We followed our traditional lunch in St-Martin with an exploration of the cloister of St-Trophime, whose Romanesque capitals rank among the very finest examples of medieval sculpture in the world. Years of careful restoration have left many of these famous carvings in better condition than they have been in centuries.
Nothing is more typically Provençal than contrast, and it was a contrast indeed to bird the next morning in the high-elevation pine forests of La Caume.
Common chaffinches, European goldfinches, and a typically sneaky subalpine warbler sang at us through the foggy morning before we continued down the other side of the Alpilles towards St-Rémy.
Les Antiques—the mausoleum and arch at Glanum—were good birding and good architecture, and then we crossed the road to St-Paul, the mental hospital (itself built around a handsome twelfth-century church) that housed Vincent van Gogh for a year before his early death.
Even here, amid the sober reminders of sad history and glorious and difficult art, we found birds.
A European robin trilled and burped on the heavily shaded entry walk, and our primary target was attained when we discovered an adult crested tit in attendance on a freshly fledged and very noisy juvenile.
After lunch in the charming little town of St-Rémy, we explored the Renaissance square and returned to Arles.
The sea and the shore called again the next morning, but not before we had paid a leisurely visit to the riot of colors and smells and tastes that is the Saturday market in Arles.
With our picnic basket well packed, we set off on a dazzlingly bright morning to the eastern Camargue. A perched hobby and a visible (at long last!) common cuckoo were among the highlights; one especially productive stop turned up a woodchat shrike and a flock of newly arrived bee-eaters.
We didn’t indulge in bees, but our own lunch featured excellent cheeses, ham and sausages, strawberries and mandarins, fresh bread, wine and juice, and the best cookies in France—along with a pair of common nightingales going about their business in plain sight.
A quick post-prandial stroll at La Capelière turned up collared pratincole, black-crowned night-heron, and a bright green tree frog so small as to be almost non-existent.
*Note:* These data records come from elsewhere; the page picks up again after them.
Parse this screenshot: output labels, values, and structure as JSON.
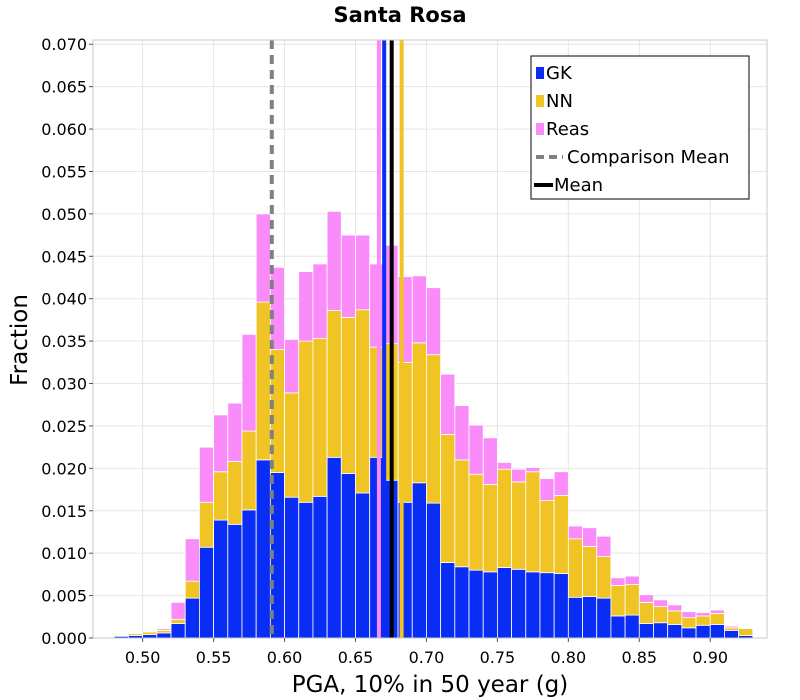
{
  "chart_data": {
    "type": "bar",
    "stacked": true,
    "title": "Santa Rosa",
    "xlabel": "PGA, 10% in 50 year (g)",
    "ylabel": "Fraction",
    "xlim": [
      0.465,
      0.94
    ],
    "ylim": [
      0.0,
      0.0705
    ],
    "grid": true,
    "legend_position": "top-right",
    "xticks": [
      "0.50",
      "0.55",
      "0.60",
      "0.65",
      "0.70",
      "0.75",
      "0.80",
      "0.85",
      "0.90"
    ],
    "yticks": [
      "0.000",
      "0.005",
      "0.010",
      "0.015",
      "0.020",
      "0.025",
      "0.030",
      "0.035",
      "0.040",
      "0.045",
      "0.050",
      "0.055",
      "0.060",
      "0.065",
      "0.070"
    ],
    "bin_width": 0.01,
    "x": [
      0.475,
      0.485,
      0.495,
      0.505,
      0.515,
      0.525,
      0.535,
      0.545,
      0.555,
      0.565,
      0.575,
      0.585,
      0.595,
      0.605,
      0.615,
      0.625,
      0.635,
      0.645,
      0.655,
      0.665,
      0.675,
      0.685,
      0.695,
      0.705,
      0.715,
      0.725,
      0.735,
      0.745,
      0.755,
      0.765,
      0.775,
      0.785,
      0.795,
      0.805,
      0.815,
      0.825,
      0.835,
      0.845,
      0.855,
      0.865,
      0.875,
      0.885,
      0.895,
      0.905,
      0.915,
      0.925
    ],
    "series": [
      {
        "name": "GK",
        "color": "#0a2df5",
        "values": [
          0.0001,
          0.0002,
          0.0003,
          0.0004,
          0.0006,
          0.0017,
          0.0047,
          0.0107,
          0.0139,
          0.0134,
          0.0151,
          0.021,
          0.0195,
          0.0166,
          0.016,
          0.0167,
          0.0213,
          0.0194,
          0.0171,
          0.0213,
          0.0186,
          0.016,
          0.0183,
          0.0159,
          0.0089,
          0.0084,
          0.008,
          0.0078,
          0.0083,
          0.0081,
          0.0078,
          0.0077,
          0.0076,
          0.0048,
          0.0049,
          0.0047,
          0.0026,
          0.0027,
          0.0017,
          0.0018,
          0.0016,
          0.0012,
          0.0015,
          0.0016,
          0.0009,
          0.0003
        ]
      },
      {
        "name": "NN",
        "color": "#f0c425",
        "values": [
          0.0,
          0.0,
          0.0002,
          0.0003,
          0.0003,
          0.0005,
          0.002,
          0.0053,
          0.0057,
          0.0074,
          0.0093,
          0.0186,
          0.0145,
          0.0123,
          0.019,
          0.0186,
          0.0173,
          0.0184,
          0.0216,
          0.013,
          0.0161,
          0.0165,
          0.0165,
          0.0175,
          0.0151,
          0.0126,
          0.0113,
          0.0103,
          0.0116,
          0.0103,
          0.0118,
          0.0085,
          0.0092,
          0.0069,
          0.0059,
          0.0049,
          0.0036,
          0.0036,
          0.0025,
          0.0019,
          0.0016,
          0.0012,
          0.0011,
          0.0013,
          0.0003,
          0.0008
        ]
      },
      {
        "name": "Reas",
        "color": "#fa8cfa",
        "values": [
          0.0,
          0.0,
          0.0,
          0.0,
          0.0002,
          0.002,
          0.005,
          0.0065,
          0.0067,
          0.0069,
          0.0114,
          0.0104,
          0.0097,
          0.0063,
          0.0082,
          0.0088,
          0.0117,
          0.0097,
          0.0088,
          0.0098,
          0.0116,
          0.0101,
          0.0079,
          0.0079,
          0.0071,
          0.0064,
          0.0058,
          0.0055,
          0.0008,
          0.0015,
          0.0005,
          0.0026,
          0.0028,
          0.0015,
          0.0022,
          0.0024,
          0.0009,
          0.001,
          0.0009,
          0.0008,
          0.0007,
          0.0007,
          0.0004,
          0.0004,
          0.0002,
          0.0
        ]
      }
    ],
    "vlines": [
      {
        "name": "Comparison Mean",
        "x": 0.591,
        "color": "#808080",
        "style": "dashed"
      },
      {
        "name": "Mean",
        "x": 0.6755,
        "color": "#000000",
        "style": "solid"
      },
      {
        "name": "GK mean",
        "x": 0.6702,
        "color": "#0a2df5",
        "style": "solid"
      },
      {
        "name": "NN mean",
        "x": 0.6825,
        "color": "#f0c425",
        "style": "solid"
      },
      {
        "name": "Reas mean",
        "x": 0.6665,
        "color": "#fa8cfa",
        "style": "solid"
      }
    ],
    "legend": [
      {
        "label": "GK",
        "kind": "patch",
        "color": "#0a2df5"
      },
      {
        "label": "NN",
        "kind": "patch",
        "color": "#f0c425"
      },
      {
        "label": "Reas",
        "kind": "patch",
        "color": "#fa8cfa"
      },
      {
        "label": "Comparison Mean",
        "kind": "dashed",
        "color": "#808080"
      },
      {
        "label": "Mean",
        "kind": "line",
        "color": "#000000"
      }
    ]
  }
}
We celebrated with another fine dinner at Le Jardin de Manon, a quick walk from our hotel and voted by acclamation our favorite restaurant in Arles. But the tour wasn’t over yet. The next morning found us on the road to the Pont du Gard, the highest Roman bridge and aqueduct ever built and one of the marvels of architecture and engineering from any period.
The Pont also happens to be one of southern France’s best birding sites, and it more than lived up to its reputation on this visit. Crag martins and alpine swifts swept past us in the search for insects, and a brilliantly blue common kingfisher hunted the river’s rocky shallows.
A distant red-rumped swallow was the only individual of that scarce species we saw on our tour. But the best bird, as so often, was the last bird: as we reluctantly returned to the parking lot, a great shadow appeared on the ground, cast by no less a bird than a Eurasian griffon vulture, which passed low over our heads on its way to some unknown destination.
Our own destination was Beaucaire, where we enjoyed a final lunch on the banks of the glistening river before returning to Arles and our packing.
Dinner that evening was festive and the conversation genial, with happy memories already firming up in our minds even as we faced the end of what was a wonderful edition of one of my favorite tours.